Snelling, who holds a Ph.D. in Geology from the University of Sydney, has conducted geological research in Australia and the United States, published works in peer-reviewed journals, and has decades of field and laboratory experience with both theoretical and practical geological research. Nonetheless, National Park Service officials had denied his routine request to obtain a few fist-sized rock samples from the Grand Canyon based upon his Christian views about the Earth’s beginnings.
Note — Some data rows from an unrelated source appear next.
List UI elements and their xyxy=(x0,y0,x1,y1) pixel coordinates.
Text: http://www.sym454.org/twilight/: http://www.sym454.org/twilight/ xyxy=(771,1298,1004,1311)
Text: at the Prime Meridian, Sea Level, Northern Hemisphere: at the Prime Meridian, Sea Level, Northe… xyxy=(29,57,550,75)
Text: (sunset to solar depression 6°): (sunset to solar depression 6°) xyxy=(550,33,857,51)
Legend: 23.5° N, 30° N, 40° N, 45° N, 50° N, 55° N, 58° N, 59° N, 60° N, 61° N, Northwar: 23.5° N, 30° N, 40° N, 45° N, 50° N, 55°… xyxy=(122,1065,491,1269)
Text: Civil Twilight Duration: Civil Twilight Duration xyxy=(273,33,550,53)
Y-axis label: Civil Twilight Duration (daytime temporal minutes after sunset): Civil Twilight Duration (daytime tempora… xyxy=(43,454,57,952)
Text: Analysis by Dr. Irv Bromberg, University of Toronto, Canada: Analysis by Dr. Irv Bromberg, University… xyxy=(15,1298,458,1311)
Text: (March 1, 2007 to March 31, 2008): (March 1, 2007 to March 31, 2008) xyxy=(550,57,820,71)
Even though Snelling had conducted prior research in the canyon, Park Service officials ran him through a gamut of red tape for more than three years.
“When the government refuses to allow a Christian geologist simply to collect information because it dislikes his views, it undercuts science and violates the law,” said ADF Senior Counsel Gary McCaleb, co-counsel for Snelling. “We commend Park Service officials, Interior Secretary Zinke, and the Trump administration for understanding that specifically targeting Dr. Snelling’s faith as the reason to stop his research was both inappropriate and unconstitutional. As the Park Service finally admitted, ‘Dr. Snelling’s proposal is well stated with methods that are similar or equal to standard scientific practice to test the hypothesis provided,’ so it is the right choice to let the research go forward.”
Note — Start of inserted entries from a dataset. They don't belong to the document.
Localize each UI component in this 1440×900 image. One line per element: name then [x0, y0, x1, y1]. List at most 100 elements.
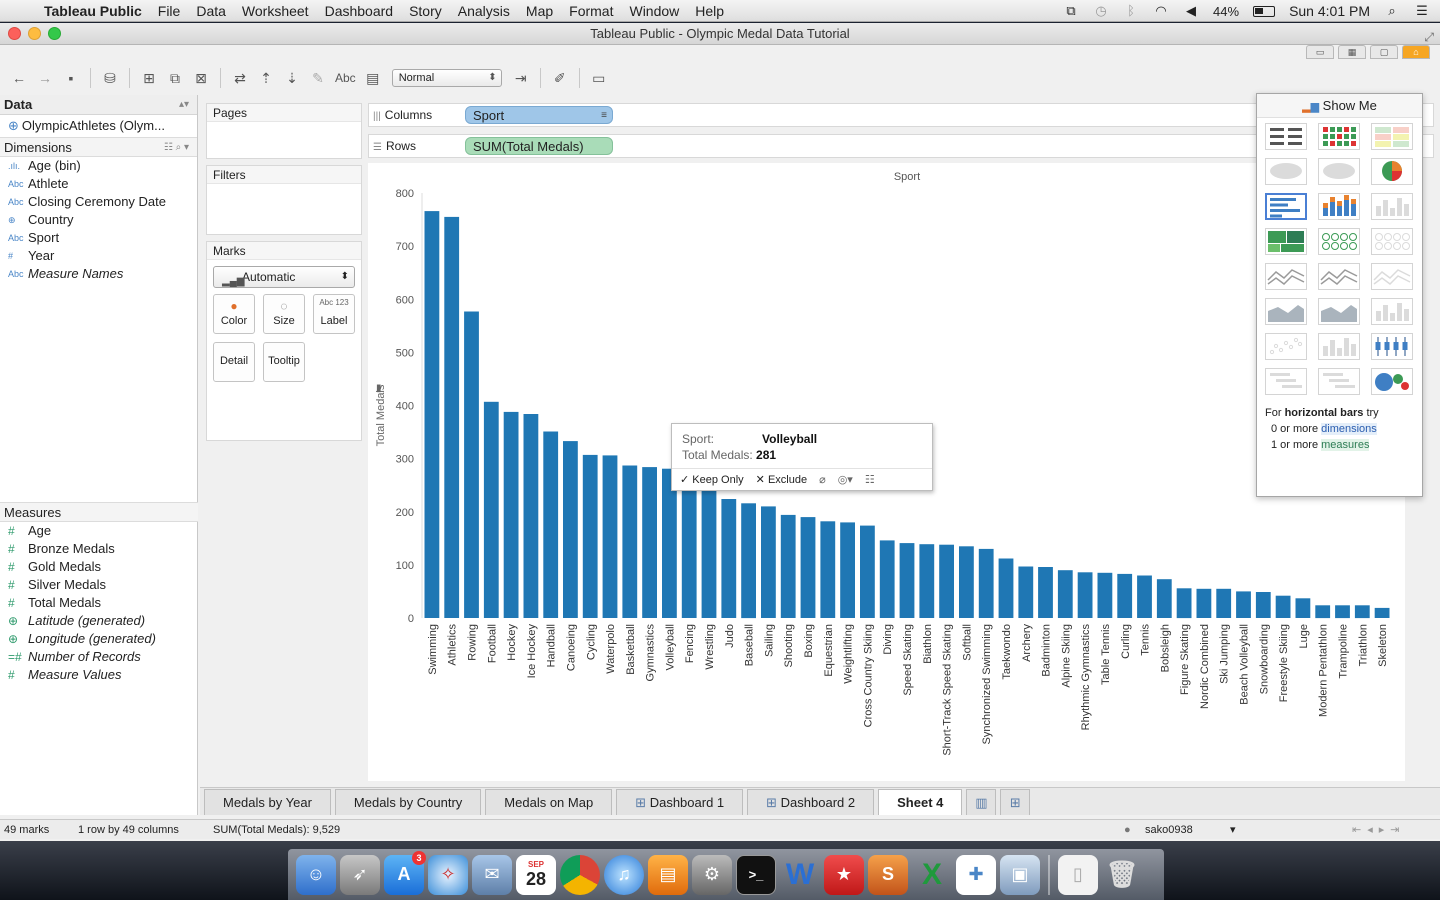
show-me-circle-views-icon[interactable]	[1318, 228, 1360, 255]
show-me-filled-map-icon[interactable]	[1318, 158, 1360, 185]
bar[interactable]	[919, 544, 935, 618]
bar[interactable]	[1255, 592, 1271, 618]
bar[interactable]	[1057, 570, 1073, 618]
menu-format[interactable]: Format	[569, 2, 614, 19]
dimension-sport[interactable]: Abc Sport	[0, 229, 197, 247]
sublime-text-icon[interactable]: S	[868, 854, 908, 895]
bar[interactable]	[701, 487, 717, 618]
wifi-icon[interactable]: ◠	[1155, 3, 1167, 18]
undo-icon[interactable]: ←	[12, 70, 26, 86]
dimension-country[interactable]: ⊕ Country	[0, 211, 197, 229]
bar[interactable]	[1236, 591, 1251, 618]
show-me-heat-map-icon[interactable]	[1318, 123, 1360, 150]
menu-map[interactable]: Map	[525, 2, 554, 19]
label-button[interactable]: Abc 123 Label	[313, 294, 355, 334]
tab-dashboard-2[interactable]: ⊞ Dashboard 2	[747, 789, 875, 815]
measure-latitude-generated[interactable]: ⊕ Latitude (generated)	[0, 612, 198, 630]
mode-tab-home-icon[interactable]: ⌂	[1402, 45, 1430, 59]
tab-dashboard-1[interactable]: ⊞ Dashboard 1	[616, 789, 744, 815]
total-medals-pill[interactable]: SUM(Total Medals)	[465, 137, 613, 155]
bar[interactable]	[721, 499, 737, 618]
show-me-dual-lines-icon[interactable]	[1371, 263, 1413, 290]
bar[interactable]	[761, 506, 776, 618]
trash-icon[interactable]: 🗑	[1105, 859, 1139, 889]
calendar-icon[interactable]: SEP 28	[516, 854, 556, 895]
swap-icon[interactable]: ⇄	[234, 69, 246, 86]
measure-number-of-records[interactable]: =# Number of Records	[0, 648, 198, 666]
dimension-measure-names[interactable]: Abc Measure Names	[0, 265, 197, 283]
measure-measure-values[interactable]: # Measure Values	[0, 666, 198, 684]
tab-medals-by-country[interactable]: Medals by Country	[334, 789, 482, 815]
battery-icon[interactable]	[1253, 5, 1276, 17]
show-me-pie-chart-icon[interactable]	[1371, 158, 1413, 185]
show-me-symbol-map-icon[interactable]	[1265, 158, 1307, 185]
bar[interactable]	[483, 401, 499, 618]
status-user[interactable]: sako0938	[1145, 824, 1193, 836]
user-dropdown-icon[interactable]: ▾	[1230, 824, 1236, 836]
bar[interactable]	[860, 525, 875, 618]
show-cards-icon[interactable]: ▤	[366, 69, 380, 86]
show-me-continuous-lines-icon[interactable]	[1265, 263, 1307, 290]
bar[interactable]	[1077, 572, 1093, 618]
show-me-bullet-graph-icon[interactable]	[1318, 368, 1360, 395]
show-me-packed-bubbles-icon[interactable]	[1371, 368, 1413, 395]
show-me-box-and-whisker-icon[interactable]	[1371, 333, 1413, 360]
word-icon[interactable]: W	[785, 857, 815, 891]
bar[interactable]	[1196, 588, 1212, 618]
tab-medals-by-year[interactable]: Medals by Year	[204, 789, 331, 815]
bar[interactable]	[998, 558, 1014, 619]
bookmark-app-icon[interactable]: ★	[824, 854, 864, 895]
screen-mirror-icon[interactable]: ⧉	[1066, 3, 1076, 18]
dimension-athlete[interactable]: Abc Athlete	[0, 175, 197, 193]
show-me-stacked-bars-icon[interactable]	[1318, 193, 1360, 220]
bar[interactable]	[1176, 588, 1192, 619]
window-minimize-button[interactable]	[28, 27, 41, 40]
mark-type-select[interactable]: ▂▄▆ Automatic	[213, 266, 355, 288]
bar[interactable]	[681, 471, 697, 618]
menu-story[interactable]: Story	[409, 2, 442, 19]
bar[interactable]	[602, 455, 618, 618]
measure-silver-medals[interactable]: # Silver Medals	[0, 576, 198, 594]
show-me-highlight-table-icon[interactable]	[1371, 123, 1413, 150]
bar[interactable]	[1275, 595, 1291, 618]
bar[interactable]	[1354, 605, 1370, 619]
show-me-side-by-side-circles-icon[interactable]	[1371, 228, 1413, 255]
fit-select[interactable]: Normal	[391, 69, 502, 87]
save-icon[interactable]: ▪	[68, 70, 74, 86]
view-data-icon[interactable]: ☷	[864, 474, 875, 486]
menu-file[interactable]: File	[157, 2, 181, 19]
exclude-button[interactable]: ✕ Exclude	[756, 473, 807, 486]
show-me-scatter-plot-icon[interactable]	[1265, 333, 1307, 360]
show-me-horizontal-bars-icon[interactable]	[1265, 193, 1307, 220]
bar[interactable]	[1117, 573, 1133, 618]
dimension-closing-ceremony-date[interactable]: Abc Closing Ceremony Date	[0, 193, 197, 211]
bar[interactable]	[879, 540, 895, 618]
measure-gold-medals[interactable]: # Gold Medals	[0, 558, 198, 576]
bar[interactable]	[1156, 579, 1172, 618]
bar[interactable]	[1335, 605, 1350, 619]
presentation-mode-icon[interactable]: ▭	[592, 69, 606, 86]
bar[interactable]	[840, 522, 855, 618]
bar[interactable]	[1097, 572, 1113, 618]
terminal-icon[interactable]: >_	[736, 854, 776, 895]
annotate-icon[interactable]: ✐	[553, 69, 566, 86]
clock[interactable]: Sun 4:01 PM	[1289, 3, 1370, 19]
mode-tab-1-icon[interactable]: ▭	[1306, 45, 1334, 59]
size-button[interactable]: ◌ Size	[263, 294, 305, 334]
color-button[interactable]: ● Color	[213, 294, 255, 334]
dimension-age-bin[interactable]: .ılı. Age (bin)	[0, 157, 197, 175]
bar[interactable]	[780, 514, 796, 618]
safari-icon[interactable]: ✧	[428, 854, 468, 895]
filters-card[interactable]: Filters	[206, 165, 362, 235]
bar[interactable]	[800, 517, 816, 618]
highlight-icon[interactable]: ✎	[312, 69, 324, 86]
datasource-item[interactable]: ⊕ OlympicAthletes (Olym...	[0, 115, 197, 137]
pane-options-icon[interactable]: ▴▾	[178, 99, 189, 110]
bar[interactable]	[424, 211, 440, 618]
mode-tab-2-icon[interactable]: ▦	[1338, 45, 1366, 59]
bar[interactable]	[523, 414, 539, 618]
bar[interactable]	[662, 468, 677, 618]
time-machine-icon[interactable]: ◷	[1095, 3, 1107, 18]
sort-ascending-icon[interactable]: ⇡	[260, 69, 272, 86]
“This settlement benefits everyone, in that it sends the message that the government will not interfere with basic scientific inquiry,” said Michael Kitchen, lead counsel for Snelling and one of nearly 3,200 attorneys allied with ADF. “Scientists must be allowed to pursue their research, put theories to the test, and reach independent conclusions without the federal government blocking access to data based on a researcher’s religious faith.”
Geological researchers routinely gain access to the Grand Canyon by specifying what samples they seek and providing very general locations where they will work, such as a range of miles along the Colorado River. As trained professionals, they respect National Park regulations and are careful to avoid disturbing cultural resources, sensitive environmental areas, and recreational activities.
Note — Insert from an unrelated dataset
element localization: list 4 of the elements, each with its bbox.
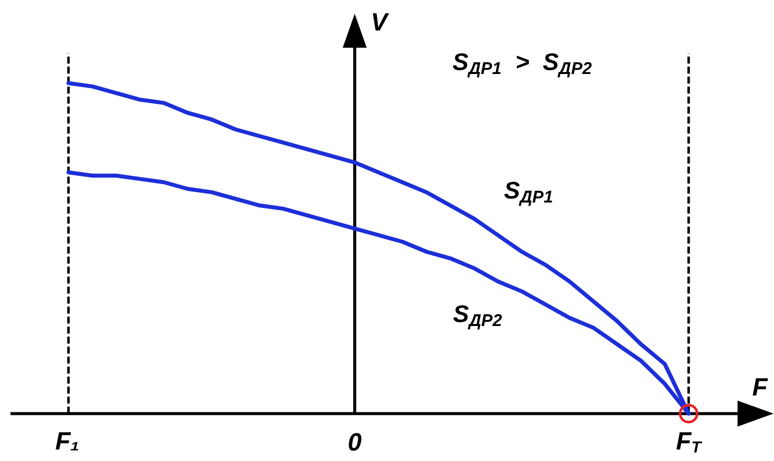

When Snelling applied, park officials first rejected his request by saying he could find suitable sites outside the Grand Canyon. When he persisted, additional challenges came, and Snelling methodically answered or rebutted each bureaucratic complaint. Park officials then changed their story, dropped their claim that other suitable sites were available, and issued a permit that required Snelling to traverse the canyon in a separate trip and locate every proposed sampling site with GPS coordinates and photographs, without any assurance of ever being authorized to actually collect the samples needed. No other scientist had ever been subjected to such a demand.
When public records requests revealed that National Park officials were explicitly discriminating against Snelling’s faith, his attorneys and Congressman Trent Franks, R-Ariz., made additional requests for the research permit to be issued. After the Park Service failed to respond in a timely manner to those requests, Snelling filed suit in the U.S. District Court for the District of Arizona.